El lunes 1º de septiembre murió en Uruguay la pianista Nybia Mariño. Destacada intérprete con reconocimiento internacional, a lo largo de sus 95 años se había convertido en una entrañable figura de la cultura de su país. En su extensa trayectoria tocó, entre otras grandes salas, en el Teatro Colón de Buenos Aires y recibió el aplauso de públicos de todo el mundo.
Tuve el honor de concurrir a su concierto con la Orquesta del Sodre –dirigida por Stefan Lano– el año pasado, en el que interpretó con exquisita sensibilidad y certera digitación el Concierto Nº 23 de Mozart, y también fue saludada por un afectuoso aplauso.
La capilla ardiente para despedir sus restos se instaló en el hall del Auditorio Adela Reta, donde había brindado ese concierto memorable, según comentaban sus allegados por un expreso pedido de ella.
Nos acercamos con un grupo de amigos vinculados a la actividad artística de Montevideo a media tarde para sumarnos al homenaje que se le brindaba. Estaban presentes sus familiares, discípulos, amigos y funcionarios del gobierno de la República –el ministro de Educación y Cultura, Ricardo Erlich, y el director nacional de Cultura, Hugo Achúgar– y del gobierno departamental.

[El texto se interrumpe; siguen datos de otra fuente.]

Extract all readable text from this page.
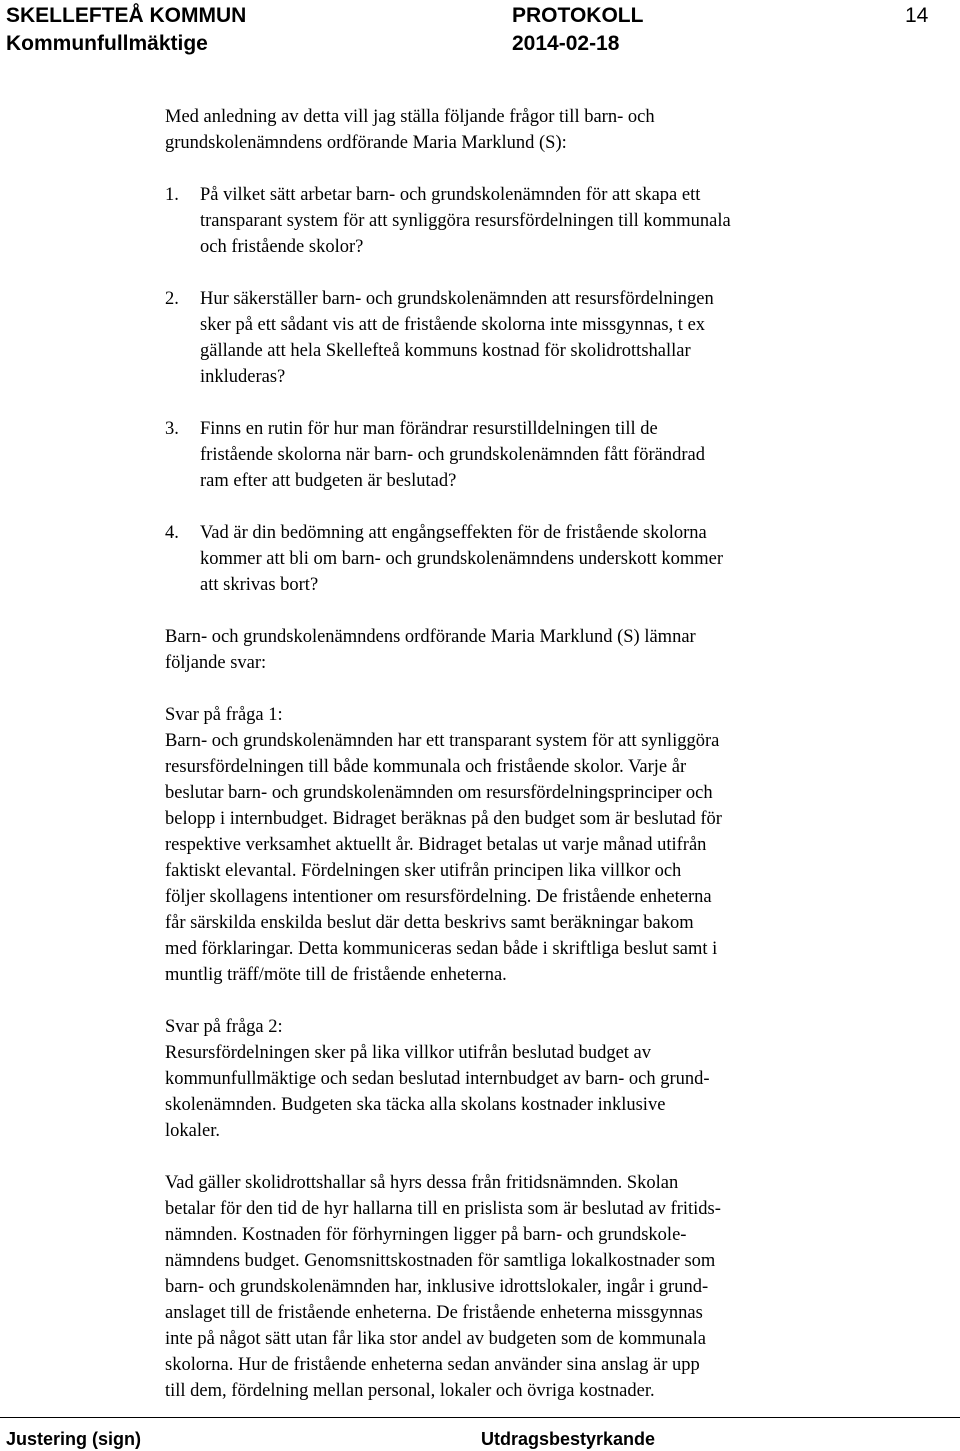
SKELLEFTEÅ KOMMUN
Kommunfullmäktige
PROTOKOLL
2014-02-18
14

Med anledning av detta vill jag ställa följande frågor till barn- och
grundskolenämndens ordförande Maria Marklund (S):

1. På vilket sätt arbetar barn- och grundskolenämnden för att skapa ett
transparant system för att synliggöra resursfördelningen till kommunala
och fristående skolor?
2. Hur säkerställer barn- och grundskolenämnden att resursfördelningen
sker på ett sådant vis att de fristående skolorna inte missgynnas, t ex
gällande att hela Skellefteå kommuns kostnad för skolidrottshallar
inkluderas?
3. Finns en rutin för hur man förändrar resurstilldelningen till de
fristående skolorna när barn- och grundskolenämnden fått förändrad
ram efter att budgeten är beslutad?
4. Vad är din bedömning att engångseffekten för de fristående skolorna
kommer att bli om barn- och grundskolenämndens underskott kommer
att skrivas bort?

Barn- och grundskolenämndens ordförande Maria Marklund (S) lämnar
följande svar:

Svar på fråga 1:
Barn- och grundskolenämnden har ett transparant system för att synliggöra
resursfördelningen till både kommunala och fristående skolor. Varje år
beslutar barn- och grundskolenämnden om resursfördelningsprinciper och
belopp i internbudget. Bidraget beräknas på den budget som är beslutad för
respektive verksamhet aktuellt år. Bidraget betalas ut varje månad utifrån
faktiskt elevantal. Fördelningen sker utifrån principen lika villkor och
följer skollagens intentioner om resursfördelning. De fristående enheterna
får särskilda enskilda beslut där detta beskrivs samt beräkningar bakom
med förklaringar. Detta kommuniceras sedan både i skriftliga beslut samt i
muntlig träff/möte till de fristående enheterna.

Svar på fråga 2:
Resursfördelningen sker på lika villkor utifrån beslutad budget av
kommunfullmäktige och sedan beslutad internbudget av barn- och grund-
skolenämnden. Budgeten ska täcka alla skolans kostnader inklusive
lokaler.

Vad gäller skolidrottshallar så hyrs dessa från fritidsnämnden. Skolan
betalar för den tid de hyr hallarna till en prislista som är beslutad av fritids-
nämnden. Kostnaden för förhyrningen ligger på barn- och grundskole-
nämndens budget. Genomsnittskostnaden för samtliga lokalkostnader som
barn- och grundskolenämnden har, inklusive idrottslokaler, ingår i grund-
anslaget till de fristående enheterna. De fristående enheterna missgynnas
inte på något sätt utan får lika stor andel av budgeten som de kommunala
skolorna. Hur de fristående enheterna sedan använder sina anslag är upp
till dem, fördelning mellan personal, lokaler och övriga kostnader.

Justering (sign)	Utdragsbestyrkande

Luego de que un sacerdote católico iniciara el responso, advertí un casi imperceptible movimiento de una funcionaria. Giré mi cabeza y vi que detrás de mí, en una cuarta línea de personas, se encontraba José Mujica, actual presidente de la República. Nadie atinó a realizar desplazamiento alguno que implicara destacar esa presencia.
Sin custodias ni ceremoniales, sin acompañamiento de simpatizantes o periodistas, el primer mandatario se había acercado a despedir a una figura de las artes del país que por mandato democrático preside.
El hecho puede ser sencillo, incluso excesivamente cotidiano. Presumo la crítica de algunos cultores del populismo que verán en destacar este acto la ingenuidad burguesa de exaltación de la austeridad. Sin embargo, creo que es una nueva lección que Uruguay y sus políticos dan al resto de los países sobre el sentido profundo de los valores republicanos y el rechazo de honores y oropeles que creímos desechados en la Asamblea (o Instrucciones, según la orilla del Río de la Plata en la que estemos) del Año XIII.
Un presidente que se desplaza entre la gente y hace un alto en su agenda para despedir a una figura del arte que enalteció a su país demuestra un compromiso con los fundamentos de la democracia republicana que son esenciales y lamentablemente han sido olvidados en muchas democracias constitucionales.
Y ese andar ligero entre los ciudadanos no está amparado en una popularidad unánime ni en una estudiada pose de asesores de imagen. Es un acto natural que muestra la convicción de que el cargo no da honores y de que la cercanía con el pueblo que gobierna es necesaria.
Tampoco es cierto que esas conductas son posibles por el tamaño del país y la cantidad de población. Muchos países pequeños tienen gobiernos autoritarios. Basta repasar el mapa y hacer ejercicios de geografía política. Estos elementos de un Estado no influyen necesariamente en sus comportamientos sociológicos ni en su organización institucional.
La ausencia de oropeles y honores que caracteriza a la sociedad uruguaya y a sus funcionarios revela la adhesión a un sistema de valores que proclama su Constitución.
El gobernante que se acerca a la gente sin intermediaciones que aseguren la adhesión es capaz de comprender el dolor humano y pensar en su alivio.
Finalmente, ésa es la razón esencial de la existencia del Estado: procurar el bienestar general. Porque, como bien expresa uno de los seis célebres personajes de Pirandello, el teatro es efímero, la vida es pasajera y el dolor es eterno.
*Profesor de Derecho Constitucional y Derechos Culturales. Reside en Montevideo.